My dogs always wear their ID collars. You never know when they will get out.
- You’re distracted at the door and they make a break for freedom
- Tradesmen leave gates open
- Gardeners disturb a fence section opening a gap
- Dave forgets to install the X-Pen across the carport opening
- Tree widow-maker smashes fence section.
- Fido learns to scale the chain link
- Fido leaps tall fences in a single bound
Though you mean to be good, there are just too many ways for the fence to develop a break and hounds will go walkabout if the fence is broken or they know how to defeat the fence. Mine are walkabout 1-2 times a year, usually as a result of a fence malfunction.
Old School Collar and Tags
There is a simple bit of technology, the collar and dog tag that will get your dog back quickly if encountered by a neighbor. If your dog has the sense to approach a human for assistance, a speedy return is a phone message or walk away. Without a tag, pup is off to the impound for identification and return complete with fine and service fee for boarding.
I buy my hounds tags from http://www.boomerangtags.com, a US online seller of engraved tags. Their stainless steel tags may be engraved on both sides giving your phone numbers and street address on one side and alternate contact instructions on the other, a family member, rescue, or your vet. These tags will outlast a greyhound so they are best for those who are more or less permanently settled. I’ve been handing mine down from dog to dog.
And no batteries are required. No smart phone app. No Google search. All needed information is in the clear on the tags. The only problem is that collars do slip off and s-hooks may not be tightly crimped.
To get around the s-hook problem, I use a 2.5 cm key ring to attach tags to collars. I’ve never had a collar come back from a walk missing tags since switching to stainless steel key ring attachment.

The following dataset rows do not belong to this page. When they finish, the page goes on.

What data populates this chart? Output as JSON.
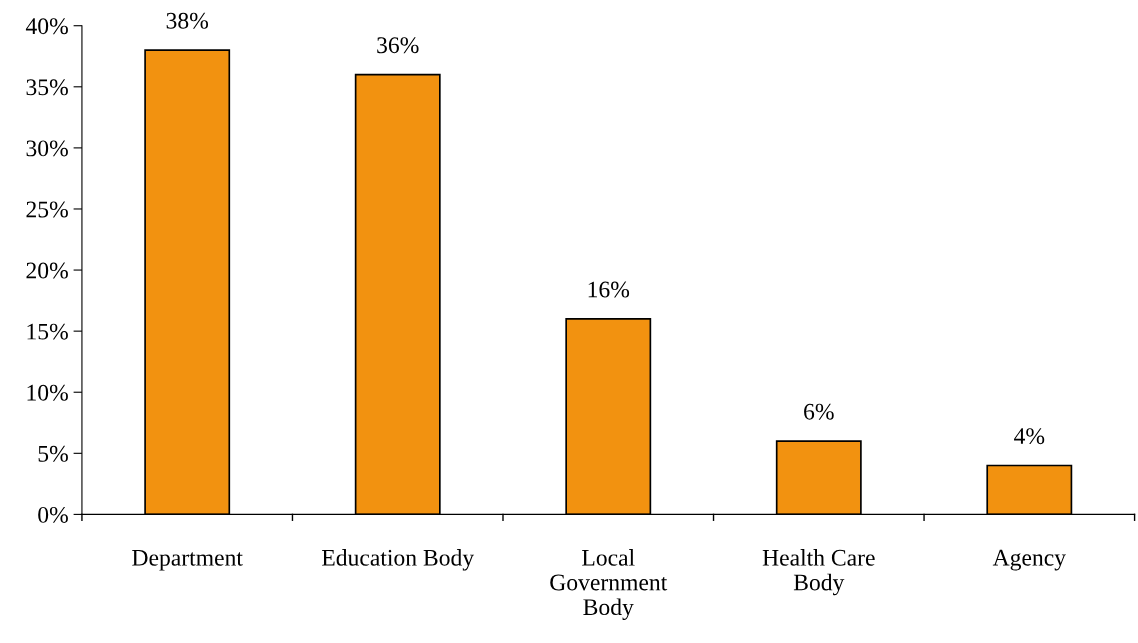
{
  "chart_data": {
    "type": "bar",
    "categories": [
      "Department",
      "Education Body",
      "Local Government Body",
      "Health Care Body",
      "Agency"
    ],
    "values": [
      38,
      36,
      16,
      6,
      4
    ],
    "value_labels": [
      "38%",
      "36%",
      "16%",
      "6%",
      "4%"
    ],
    "color": "#f29210",
    "ylim": [
      0,
      40
    ],
    "yticks": [
      {
        "value": 0,
        "label": "0%"
      },
      {
        "value": 5,
        "label": "5%"
      },
      {
        "value": 10,
        "label": "10%"
      },
      {
        "value": 15,
        "label": "15%"
      },
      {
        "value": 20,
        "label": "20%"
      },
      {
        "value": 25,
        "label": "25%"
      },
      {
        "value": 30,
        "label": "30%"
      },
      {
        "value": 35,
        "label": "35%"
      },
      {
        "value": 40,
        "label": "40%"
      }
    ],
    "grid": false,
    "legend": false
  }
}
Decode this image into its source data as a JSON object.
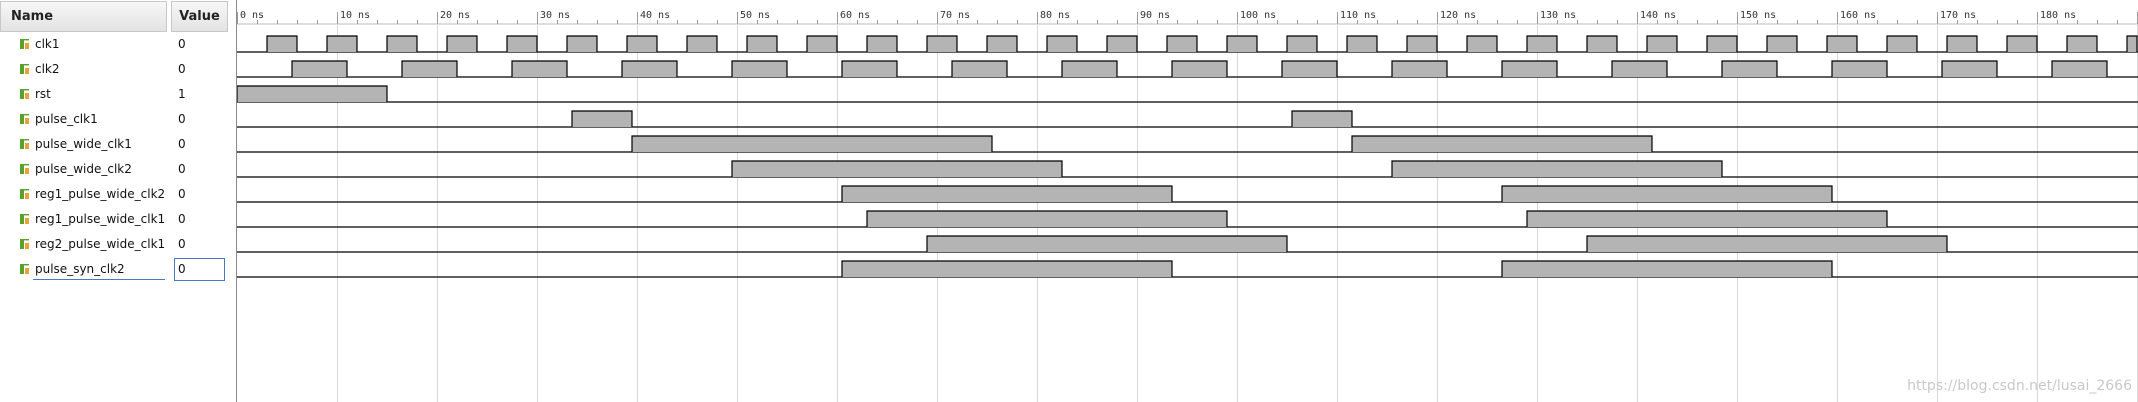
{
  "columns": {
    "name": "Name",
    "value": "Value"
  },
  "signals": [
    {
      "name": "clk1",
      "value": "0",
      "kind": "clk",
      "period": 6,
      "high_start": 3
    },
    {
      "name": "clk2",
      "value": "0",
      "kind": "clk",
      "period": 11,
      "high_start": 5.5
    },
    {
      "name": "rst",
      "value": "1",
      "kind": "pulse",
      "highs": [
        [
          0,
          15
        ]
      ]
    },
    {
      "name": "pulse_clk1",
      "value": "0",
      "kind": "pulse",
      "highs": [
        [
          33.5,
          39.5
        ],
        [
          105.5,
          111.5
        ]
      ]
    },
    {
      "name": "pulse_wide_clk1",
      "value": "0",
      "kind": "pulse",
      "highs": [
        [
          39.5,
          75.5
        ],
        [
          111.5,
          141.5
        ]
      ]
    },
    {
      "name": "pulse_wide_clk2",
      "value": "0",
      "kind": "pulse",
      "highs": [
        [
          49.5,
          82.5
        ],
        [
          115.5,
          148.5
        ]
      ]
    },
    {
      "name": "reg1_pulse_wide_clk2",
      "value": "0",
      "kind": "pulse",
      "highs": [
        [
          60.5,
          93.5
        ],
        [
          126.5,
          159.5
        ]
      ]
    },
    {
      "name": "reg1_pulse_wide_clk1",
      "value": "0",
      "kind": "pulse",
      "highs": [
        [
          63,
          99
        ],
        [
          129,
          165
        ]
      ]
    },
    {
      "name": "reg2_pulse_wide_clk1",
      "value": "0",
      "kind": "pulse",
      "highs": [
        [
          69,
          105
        ],
        [
          135,
          171
        ]
      ]
    },
    {
      "name": "pulse_syn_clk2",
      "value": "0",
      "kind": "pulse",
      "highs": [
        [
          60.5,
          93.5
        ],
        [
          126.5,
          159.5
        ]
      ],
      "selected": true
    }
  ],
  "timeline": {
    "unit": "ns",
    "ticks": [
      "0 ns",
      "10 ns",
      "20 ns",
      "30 ns",
      "40 ns",
      "50 ns",
      "60 ns",
      "70 ns",
      "80 ns",
      "90 ns",
      "100 ns",
      "110 ns",
      "120 ns",
      "130 ns",
      "140 ns",
      "150 ns",
      "160 ns",
      "170 ns",
      "180 ns"
    ],
    "end_ns": 190
  },
  "watermark": "https://blog.csdn.net/lusai_2666",
  "colors": {
    "wave_fill": "#b4b4b4",
    "wave_line": "#000000",
    "grid": "#d8d8d8",
    "icon_green": "#5aa02c",
    "icon_orange": "#e8a23a",
    "selection": "#4a78c8"
  },
  "icons": {
    "signal": "signal-icon"
  }
}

Why the UK wants all dogs chipped
The UK animal control folk and the rescues (various Dog Trusts) receive naked dogs. Without chipping, there is no way to ID the dog and determine the owner. So the dog goes from the strays process to the unknown owner process. If you are lucky, you call the correct agency and they associate one of the inmates with your pet’s description. With a chip, they look your pet up in the chip-service’s registry and call you — assuming your registry record is up to date. In some cases, the registry also contacts you.
Greyhounds are identified by tattoos while racing. Each dog has a unique designator that identifies the individual dog, usually some combination of birth month and year, litter number, and dog’s place in the tattoo order in the US. In the UK, it appears that each dog is given a unique alphanumeric string.
In questioning US vets, it turns out that they’re not taught about greyhound tattoos. Or they slept through that part of lecture. US vets are unaware that birth year is encoded in the tattoo. They don’t know that the National Greyhound Association (NGA have their act together) is the US racing greyhound registry. AKC is clueless about greyhounds.
If the US vets don’t know about the NGA registry, it is unlikely that US shelter workers will know. Only the many greyhound rescues track hounds by tattoos but there is no central registry of former racers as their is with racers as few pet owners request title transfer from the racing owner. And we all move around so it is unlikely that the local greyhound rescue will have a record of a random hound.